Saat itu, Melan tidak percaya sama sekali. Tetapi karena semakin banyak hal-hal yang harus ia bayar setelah ibunya meninggal, Melan mau tidak mau pergi ke mana Tuan berkuasa itu berada.

Ajaibnya, ketika Melan mengaku bahwa dia adalah putrinya tanpa membawa bukti, Tuan itu tidak mengusirnya. Itu adalah kali pertama Melan merasa ada secercah harapan masuk ke dalam sela-sela gulita hidupnya. Lalu puncaknya adalah saat Tuan itu mengatakan bahwa dirinya memang benar adalah putri kandungnya.

Melan merasa sangat bahagia. Apa lagi begitu tahu bahwa Tuan De Ragis sangat kaya. Rumah mewah bak istana, mobil mewah yang sangat banyak jumlahnya, serta aset-aset yang tidak bisa Melan sebutkan satu per satu.

Terasa seperti mimpi.
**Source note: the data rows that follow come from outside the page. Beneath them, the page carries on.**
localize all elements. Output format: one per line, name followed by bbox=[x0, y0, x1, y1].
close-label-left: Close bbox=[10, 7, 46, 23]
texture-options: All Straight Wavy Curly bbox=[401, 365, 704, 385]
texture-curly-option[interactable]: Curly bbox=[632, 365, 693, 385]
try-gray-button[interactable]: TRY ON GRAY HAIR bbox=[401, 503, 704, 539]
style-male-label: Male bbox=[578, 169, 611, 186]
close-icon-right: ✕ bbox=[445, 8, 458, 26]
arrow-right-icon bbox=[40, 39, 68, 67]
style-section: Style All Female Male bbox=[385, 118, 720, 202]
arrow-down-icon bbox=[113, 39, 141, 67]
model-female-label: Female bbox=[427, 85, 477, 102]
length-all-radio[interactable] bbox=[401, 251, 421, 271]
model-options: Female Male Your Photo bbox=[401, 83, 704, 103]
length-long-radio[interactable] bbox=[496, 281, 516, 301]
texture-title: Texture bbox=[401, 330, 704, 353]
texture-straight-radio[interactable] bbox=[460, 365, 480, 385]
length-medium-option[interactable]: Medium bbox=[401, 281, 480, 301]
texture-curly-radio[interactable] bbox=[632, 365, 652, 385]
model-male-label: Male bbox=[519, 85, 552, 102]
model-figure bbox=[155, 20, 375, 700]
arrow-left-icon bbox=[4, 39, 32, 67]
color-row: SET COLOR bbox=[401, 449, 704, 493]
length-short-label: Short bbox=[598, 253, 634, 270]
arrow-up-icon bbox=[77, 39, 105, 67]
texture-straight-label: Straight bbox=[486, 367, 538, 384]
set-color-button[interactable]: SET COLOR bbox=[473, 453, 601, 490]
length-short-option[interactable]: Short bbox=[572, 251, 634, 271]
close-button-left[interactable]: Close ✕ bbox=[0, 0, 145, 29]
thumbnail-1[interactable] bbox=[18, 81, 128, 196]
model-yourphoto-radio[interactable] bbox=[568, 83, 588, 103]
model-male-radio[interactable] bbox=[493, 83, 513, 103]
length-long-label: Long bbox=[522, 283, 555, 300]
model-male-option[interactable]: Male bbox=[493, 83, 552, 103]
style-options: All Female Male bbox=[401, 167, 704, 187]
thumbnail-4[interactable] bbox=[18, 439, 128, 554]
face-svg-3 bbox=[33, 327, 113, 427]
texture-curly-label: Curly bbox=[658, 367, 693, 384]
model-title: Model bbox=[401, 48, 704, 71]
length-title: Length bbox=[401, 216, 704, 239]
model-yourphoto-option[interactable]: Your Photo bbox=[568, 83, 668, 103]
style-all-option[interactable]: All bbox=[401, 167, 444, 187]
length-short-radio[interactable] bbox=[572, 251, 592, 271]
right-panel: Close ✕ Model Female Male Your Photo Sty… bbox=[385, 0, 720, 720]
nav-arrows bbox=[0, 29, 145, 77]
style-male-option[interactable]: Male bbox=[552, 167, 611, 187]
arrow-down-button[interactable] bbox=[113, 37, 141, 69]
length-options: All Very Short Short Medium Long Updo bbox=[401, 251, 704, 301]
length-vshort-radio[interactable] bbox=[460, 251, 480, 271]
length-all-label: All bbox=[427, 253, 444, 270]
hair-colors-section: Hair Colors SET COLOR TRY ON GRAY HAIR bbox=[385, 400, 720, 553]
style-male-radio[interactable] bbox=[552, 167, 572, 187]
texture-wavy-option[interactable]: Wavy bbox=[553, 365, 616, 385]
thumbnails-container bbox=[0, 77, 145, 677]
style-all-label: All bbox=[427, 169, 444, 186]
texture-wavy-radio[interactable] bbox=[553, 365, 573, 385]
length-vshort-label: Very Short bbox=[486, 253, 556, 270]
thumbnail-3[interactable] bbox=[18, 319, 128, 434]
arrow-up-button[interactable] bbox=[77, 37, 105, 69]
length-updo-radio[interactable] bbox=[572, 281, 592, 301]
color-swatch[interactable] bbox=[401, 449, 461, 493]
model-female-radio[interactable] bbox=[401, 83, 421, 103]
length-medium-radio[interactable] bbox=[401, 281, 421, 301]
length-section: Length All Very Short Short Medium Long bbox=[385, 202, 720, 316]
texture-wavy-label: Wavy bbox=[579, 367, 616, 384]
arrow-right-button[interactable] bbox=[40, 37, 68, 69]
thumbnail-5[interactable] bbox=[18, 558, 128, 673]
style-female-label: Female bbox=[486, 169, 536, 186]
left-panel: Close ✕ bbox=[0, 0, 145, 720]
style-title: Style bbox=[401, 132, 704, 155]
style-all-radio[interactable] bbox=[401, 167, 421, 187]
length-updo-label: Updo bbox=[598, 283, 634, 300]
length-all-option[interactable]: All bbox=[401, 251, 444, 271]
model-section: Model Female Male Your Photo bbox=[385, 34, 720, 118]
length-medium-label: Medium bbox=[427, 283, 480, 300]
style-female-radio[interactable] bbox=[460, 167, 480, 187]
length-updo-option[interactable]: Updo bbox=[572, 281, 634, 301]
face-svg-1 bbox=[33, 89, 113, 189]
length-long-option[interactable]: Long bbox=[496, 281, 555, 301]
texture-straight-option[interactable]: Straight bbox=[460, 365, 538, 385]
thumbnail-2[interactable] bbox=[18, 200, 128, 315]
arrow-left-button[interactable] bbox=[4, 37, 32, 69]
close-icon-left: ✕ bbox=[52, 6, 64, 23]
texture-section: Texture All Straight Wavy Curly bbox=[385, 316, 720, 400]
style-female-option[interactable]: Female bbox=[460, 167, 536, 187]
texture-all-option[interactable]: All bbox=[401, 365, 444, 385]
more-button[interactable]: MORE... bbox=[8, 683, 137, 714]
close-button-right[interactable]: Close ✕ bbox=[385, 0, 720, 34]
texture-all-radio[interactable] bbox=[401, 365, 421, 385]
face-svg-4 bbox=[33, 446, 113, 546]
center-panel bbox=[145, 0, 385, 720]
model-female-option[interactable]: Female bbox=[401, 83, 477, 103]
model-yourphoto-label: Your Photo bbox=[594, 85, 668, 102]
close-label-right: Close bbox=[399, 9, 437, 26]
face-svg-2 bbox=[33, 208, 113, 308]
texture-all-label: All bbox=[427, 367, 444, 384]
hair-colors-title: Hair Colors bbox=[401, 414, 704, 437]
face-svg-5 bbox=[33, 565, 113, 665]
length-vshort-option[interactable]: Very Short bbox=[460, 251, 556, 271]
Sungguh. Terlebih setelah dia mengetahui bahwa dirinya mempunyai dua kakak laki-laki yang sangat tampan.

Tapi ada seorang gadis. Gadis bernama Kalamsa Sasta itu sungguh membuat Melan dongkol setengah mati. Awal pertama kali melihatnya saja, Melan sudah diliputi rasa iri dengki. Bagaimana tidak, Sasta di matanya teramat sempurna. Tubuhnya tinggi semampai, kulitnya putih bersih tidak bercelah, dan wajahnya seperti tidak nyata. Sasta bahkan mempunyai seorang pacar tampan yang dielu-elukan satu sekolah. Melan sungguh iri.

Sekarang pun ia harus menelan pahit rasa irinya melihat dua sejoli itu sedang duduk lesehan di pinggir lapangan. Tanpa sadar tangan Melan mengepal kuat. Cukup kuat hingga menimbulkan bekas merah di telapak tangannya.

Seandainya dia tiba di De Ragis lebih awal, sudah pasti takdir Sasta menjadi miliknya, bukan? Mungkin saat ini kedua kakaknya akan sangat menyayangi dirinya. Dan, mungkin pemuda bernama Arjen itu juga akan menjadi pacarnya.

Sialan! Melan merasa Sasta merebut takdir yang seharusnya milik dirinya. Melan merasa ini tidak adil.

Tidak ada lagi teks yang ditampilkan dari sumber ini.